The stakes were particularly high for NBC, which airs the most-watched show of the summer, "America's Got Talent," at 9 p.m. This week, the reality hit includes a heavily promoted interview with "Britain's Got Talent" singing sensation Susan Boyle.... ABC News often has the highest-rated coverage of Obama's primetime events and ABC was leaning toward carrying the conference all day. In one respect, the shift to 8 p.m. could make their night more tricky. ABC's highest-rated reality show, "Wipeout," will be pushed to 9 p.m. to face "America's Got Talent" along with "So You Think You Can Dance," with "I Survived a Japanese Game Show" moved to 10 p.m. The ABC News special "Over a Barrel: The Truth About Oil," originally slated for 10 p.m. Wednesday, will air Friday as a special edition of "20/20."
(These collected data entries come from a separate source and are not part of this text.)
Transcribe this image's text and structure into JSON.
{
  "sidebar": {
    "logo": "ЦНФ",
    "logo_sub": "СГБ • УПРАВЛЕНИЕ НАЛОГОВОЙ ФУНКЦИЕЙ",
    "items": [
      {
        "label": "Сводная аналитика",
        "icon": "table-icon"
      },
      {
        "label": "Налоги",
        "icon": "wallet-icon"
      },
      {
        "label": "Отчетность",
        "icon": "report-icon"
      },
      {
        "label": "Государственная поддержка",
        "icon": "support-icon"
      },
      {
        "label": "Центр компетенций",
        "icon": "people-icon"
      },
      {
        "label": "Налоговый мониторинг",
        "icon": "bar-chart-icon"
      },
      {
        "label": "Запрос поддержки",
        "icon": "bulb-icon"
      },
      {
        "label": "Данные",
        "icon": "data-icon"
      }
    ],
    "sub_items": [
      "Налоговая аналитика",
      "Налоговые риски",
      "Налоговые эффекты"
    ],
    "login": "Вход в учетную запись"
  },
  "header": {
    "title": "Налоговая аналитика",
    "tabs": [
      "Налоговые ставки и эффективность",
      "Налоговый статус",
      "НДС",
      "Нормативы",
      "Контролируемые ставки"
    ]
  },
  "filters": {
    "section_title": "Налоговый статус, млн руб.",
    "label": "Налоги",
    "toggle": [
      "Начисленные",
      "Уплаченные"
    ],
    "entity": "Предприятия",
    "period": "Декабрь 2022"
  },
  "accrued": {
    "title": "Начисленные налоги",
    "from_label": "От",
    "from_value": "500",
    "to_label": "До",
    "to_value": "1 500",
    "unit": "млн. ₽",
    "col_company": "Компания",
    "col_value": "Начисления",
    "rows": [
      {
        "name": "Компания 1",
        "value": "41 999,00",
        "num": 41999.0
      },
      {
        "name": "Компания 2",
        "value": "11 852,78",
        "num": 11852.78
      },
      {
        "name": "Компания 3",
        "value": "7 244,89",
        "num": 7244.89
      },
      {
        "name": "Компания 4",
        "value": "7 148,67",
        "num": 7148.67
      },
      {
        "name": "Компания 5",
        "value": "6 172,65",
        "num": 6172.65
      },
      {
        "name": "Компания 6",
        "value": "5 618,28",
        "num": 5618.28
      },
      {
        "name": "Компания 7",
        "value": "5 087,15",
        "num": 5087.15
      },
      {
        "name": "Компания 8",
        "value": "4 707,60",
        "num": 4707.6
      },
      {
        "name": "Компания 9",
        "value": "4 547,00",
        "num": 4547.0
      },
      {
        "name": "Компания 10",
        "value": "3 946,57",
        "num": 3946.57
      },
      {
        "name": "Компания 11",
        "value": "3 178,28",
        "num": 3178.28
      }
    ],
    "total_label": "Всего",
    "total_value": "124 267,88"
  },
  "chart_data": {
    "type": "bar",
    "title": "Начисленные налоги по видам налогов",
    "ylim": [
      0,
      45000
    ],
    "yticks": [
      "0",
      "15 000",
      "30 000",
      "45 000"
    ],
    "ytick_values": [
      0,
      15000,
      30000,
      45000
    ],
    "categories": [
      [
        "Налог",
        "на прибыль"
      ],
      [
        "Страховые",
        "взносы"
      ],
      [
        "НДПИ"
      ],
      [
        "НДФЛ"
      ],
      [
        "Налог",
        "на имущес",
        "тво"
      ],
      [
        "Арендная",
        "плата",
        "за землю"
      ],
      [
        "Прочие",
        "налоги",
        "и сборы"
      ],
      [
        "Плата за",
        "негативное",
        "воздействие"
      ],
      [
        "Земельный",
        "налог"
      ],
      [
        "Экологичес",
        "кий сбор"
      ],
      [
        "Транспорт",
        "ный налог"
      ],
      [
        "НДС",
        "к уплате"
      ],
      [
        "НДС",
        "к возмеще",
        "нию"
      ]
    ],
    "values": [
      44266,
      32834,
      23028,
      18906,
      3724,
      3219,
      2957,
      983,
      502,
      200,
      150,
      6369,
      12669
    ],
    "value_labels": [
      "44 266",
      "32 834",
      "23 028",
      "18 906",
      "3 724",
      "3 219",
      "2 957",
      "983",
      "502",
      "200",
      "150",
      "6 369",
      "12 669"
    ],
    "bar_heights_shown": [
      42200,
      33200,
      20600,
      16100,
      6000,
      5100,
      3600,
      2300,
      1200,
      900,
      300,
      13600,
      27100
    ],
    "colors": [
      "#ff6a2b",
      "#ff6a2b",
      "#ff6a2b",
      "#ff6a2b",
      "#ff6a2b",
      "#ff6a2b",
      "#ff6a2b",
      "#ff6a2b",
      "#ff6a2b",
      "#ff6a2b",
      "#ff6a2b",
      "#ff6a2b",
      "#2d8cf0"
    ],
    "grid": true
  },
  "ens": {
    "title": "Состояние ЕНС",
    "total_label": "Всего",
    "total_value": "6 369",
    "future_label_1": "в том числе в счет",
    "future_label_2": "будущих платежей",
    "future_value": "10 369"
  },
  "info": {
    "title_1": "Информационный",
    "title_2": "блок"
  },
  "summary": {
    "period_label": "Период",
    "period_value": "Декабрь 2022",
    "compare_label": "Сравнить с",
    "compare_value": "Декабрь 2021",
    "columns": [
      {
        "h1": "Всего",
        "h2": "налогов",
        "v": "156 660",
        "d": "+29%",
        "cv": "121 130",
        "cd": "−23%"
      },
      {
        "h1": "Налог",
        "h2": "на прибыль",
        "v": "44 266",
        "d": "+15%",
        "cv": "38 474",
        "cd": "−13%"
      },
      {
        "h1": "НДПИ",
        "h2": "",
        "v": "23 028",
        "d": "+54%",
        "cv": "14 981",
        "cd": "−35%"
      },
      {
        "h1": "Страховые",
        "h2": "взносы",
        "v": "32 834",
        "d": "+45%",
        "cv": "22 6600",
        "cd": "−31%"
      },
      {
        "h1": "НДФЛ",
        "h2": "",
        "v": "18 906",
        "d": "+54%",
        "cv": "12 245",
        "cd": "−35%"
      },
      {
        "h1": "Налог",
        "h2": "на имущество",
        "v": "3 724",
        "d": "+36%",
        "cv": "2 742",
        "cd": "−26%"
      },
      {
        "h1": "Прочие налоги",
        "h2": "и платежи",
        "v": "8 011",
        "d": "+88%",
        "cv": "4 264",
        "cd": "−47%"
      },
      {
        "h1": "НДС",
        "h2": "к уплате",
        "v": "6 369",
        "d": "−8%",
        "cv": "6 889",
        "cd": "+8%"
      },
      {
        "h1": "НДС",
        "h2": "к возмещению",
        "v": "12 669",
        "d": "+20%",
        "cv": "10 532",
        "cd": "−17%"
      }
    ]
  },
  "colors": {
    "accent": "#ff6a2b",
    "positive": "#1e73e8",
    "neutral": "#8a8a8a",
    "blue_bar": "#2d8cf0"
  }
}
Fox airs its top-rated two-hour "So You Think You Can Dance" on Wednesday nights and will direct viewers to Fox News for the news conference.

That's right, television executives were willing to face down the White House over Susan Boyle and retreads of Japanese game shows where people bathe in squids and razor blades. The last time this happened, when George W. Bush scheduled a presser on the first day of May sweeps in 2005, they forced him to change the start time over CSI, Will & Grace, and The O.C. That's how far they've fallen. In their defense, summer has become the traditional time for vile reality TV. But the fact that NBC essentially told Barack Obama, "We are not going to take your press conference at 9 p.m. because we have to air a deranged foreign lady and amateur vocalist" is a good measure of just how desperate they are.

The solution of course, is to just break up the press conferences with ad slots. It's an engaged, Tivo-proof audience, and there are dozens of brands out there that would love to be associated with Obama. Back in February, his 8 p.m. presser netted NBC 9.75 million viewers—2 million more than stuck around for Heroes an hour later.